第六百三十章 別人做不出來
陪老太太聊了一會兒天,就開飯了。
這個過程中,趙周韓全程都跟一尊雕像一樣坐在旁邊,話也不說,讓他去忙他也不走。
就連吃飯的時候,他都板著臉,只有趙百川問他話,他才簡單回答幾句。
果果很快吃光了碗裏的飯菜,還積極主動地幫忙收拾,迫不及待地想要下水去玩了。
一切準備就緒,池水正好,果果背上繫着一塊浮板,如此已經能夠像模像樣地游一段了。
趙周韓在他旁邊領游,一邊給他做示範,一邊督促他加快速度往前游。
池小葉背着水槍坐在岸邊獨自惆悵,人家明明說了是來玩水的,結果被親爹帶去練游泳。
成人泳池,深水池,讓一個還沒完全學會游泳的小孩一圈圈地來回遊,可真是親生的啊,不是親生的干不出來!
果果被練得累成了狗,偏偏嚴厲的趙教官還不讓他休息,在岸上喝了口水,繼續游。
池小葉拿着水槍,一個人,對着泳池滋水,看着辛苦的兒子,想着怎麼才能解救他。
手機就在邊上,她拿起手機,假裝打電話,說話聲音故意放大,“喂,晨晨哥哥,你在幹嘛?”
“沒事沒事,我就是無聊了想找你聊聊天,今天真的非常感謝你。”
“要不,明天請你吃飯吧,你有空嗎?”
果然,說了三句話,那邊就有異動了,趙周韓猛然出水,一把揪起正在水裏上下起伏的兒子,“停,手部動作不對,划水的時候手掌要往外翻……去岸上把動作練練熟,明天繼續游。”

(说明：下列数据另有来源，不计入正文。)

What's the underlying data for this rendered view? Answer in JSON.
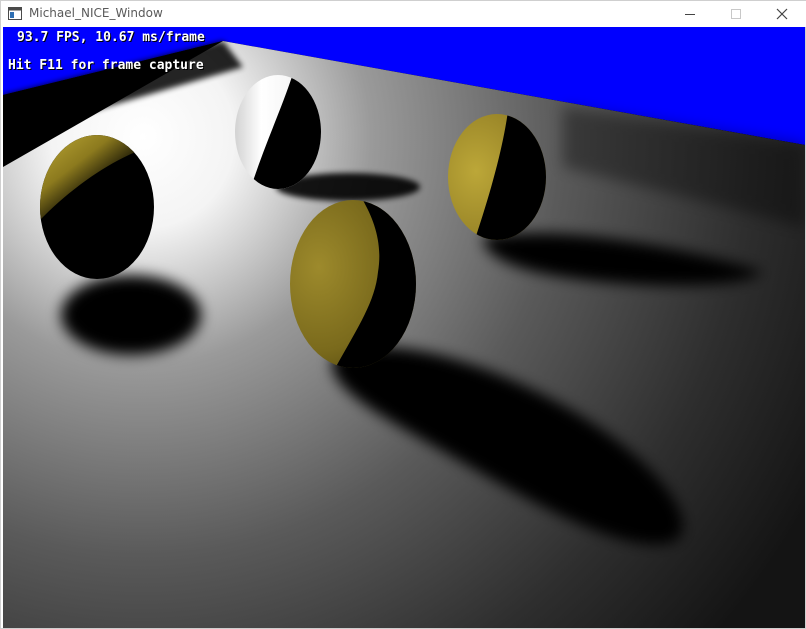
{
  "window": {
    "title": "Michael_NICE_Window",
    "app_icon": "window-app-icon",
    "controls": {
      "minimize_icon": "minimize-icon",
      "maximize_icon": "maximize-icon",
      "close_icon": "close-icon"
    }
  },
  "hud": {
    "fps_text": "93.7 FPS, 10.67 ms/frame",
    "capture_hint": "Hit F11 for frame capture"
  },
  "scene": {
    "sky_color": "#0000ff",
    "floor_light_color": "#ffffff",
    "floor_dark_color": "#1a1a1a",
    "sphere_color_gold": "#b5a22c",
    "sphere_color_white": "#f2f2f2",
    "objects": [
      "sphere-left",
      "sphere-back-white",
      "sphere-right-gold",
      "sphere-front-gold"
    ]
  }
}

好不容易喊了停,結果來了一句“明天繼續”,果果的大眼睛裏立刻沁出了眼淚,“哇”的一聲,邊哭邊跑向媽媽。
池小葉抱着孩子好一頓哄,“不哭不哭,累了吧?”
“我都踩不到底,好可怕,嗚嗚嗚嗚……”
“再也不要游泳了,再也不要游泳了,嗚嗚嗚……”
趙周韓走過來,灑了一路水不說,臉還特別臭,“哭哭哭,
就知道哭,你還是不是男子漢?”
池小葉聽着他無理取鬧的發言,氣不打一處來,抬頭就懟,“真男人會陰陽怪氣發脾氣?真男人會拿小孩出氣?你還不如一個小孩,自己想不開把氣撒在小孩身上,我看不起你!”
趙周韓:“……”
池小葉一抬腳,不客氣地朝他猛踢了一下水,迅速抱起兒子,怒氣沖沖地進去了。
“果果乖,不哭,你游得很棒,媽媽給你獎勵。”
果果抱着媽媽的脖子,趁機問道:“獎勵今晚跟你睡可以嗎?”
“可以,走,媽媽帶你去洗澡。”
趙周韓雖然耳朵進了水,但把重點詞聽得一清二楚,今晚,兒子要跟媽媽睡。
不行!
絕對不行!!!
池小葉帶果果洗澡,洗完又泡了一瓶奶粉給他喝。
肯定是累到了,可憐的小娃娃抱着奶瓶睡著了,奶粉都沒喝完。
房間裏安靜極了,安靜到某人在門外踱步的聲音,都能聽到。
池小葉把奶瓶拿走放在床頭柜上,又給兒子掖了掖被子,心想着,滾一邊去,踏破門檻都不給你開門。
躺下,熄燈,睡覺,再見!
也不知道過了多久,迷迷糊糊馬上就快睡著了,她突然感覺床邊有鬼。
“唔……”
嘴巴果然被捂住了,果果在旁邊,她還不敢胡亂動。
燈未開,臉未見,但這熟悉的氣息也足以讓她分辨來人。
趙周韓直接把她從被窩裏抱出來,“是我,別動。”
“我當然知道是你,別人做不出來。”池小葉啞着聲怒懟。
“你再大聲點,把兒子吵醒。”
“趙周韓你有病!”
“你有葯。”
“……”
本來還覺得他就是腦子抽風亂吃醋,酸一酸也就完事了,她等他情緒過去就行,她哪知道他的醋意可以持續這麼長時間,還亂髮瘋,幼稚得比小孩還不如。
他生氣,她比他更生氣。
他喜歡玩冷戰,她絕對比他更冷更絕更晚開口。
趙周韓徑直將她抱回了主卧,洗完澡的他只穿着一件浴袍,腰帶沒有繫緊,抱人走了幾步都已經鬆開了。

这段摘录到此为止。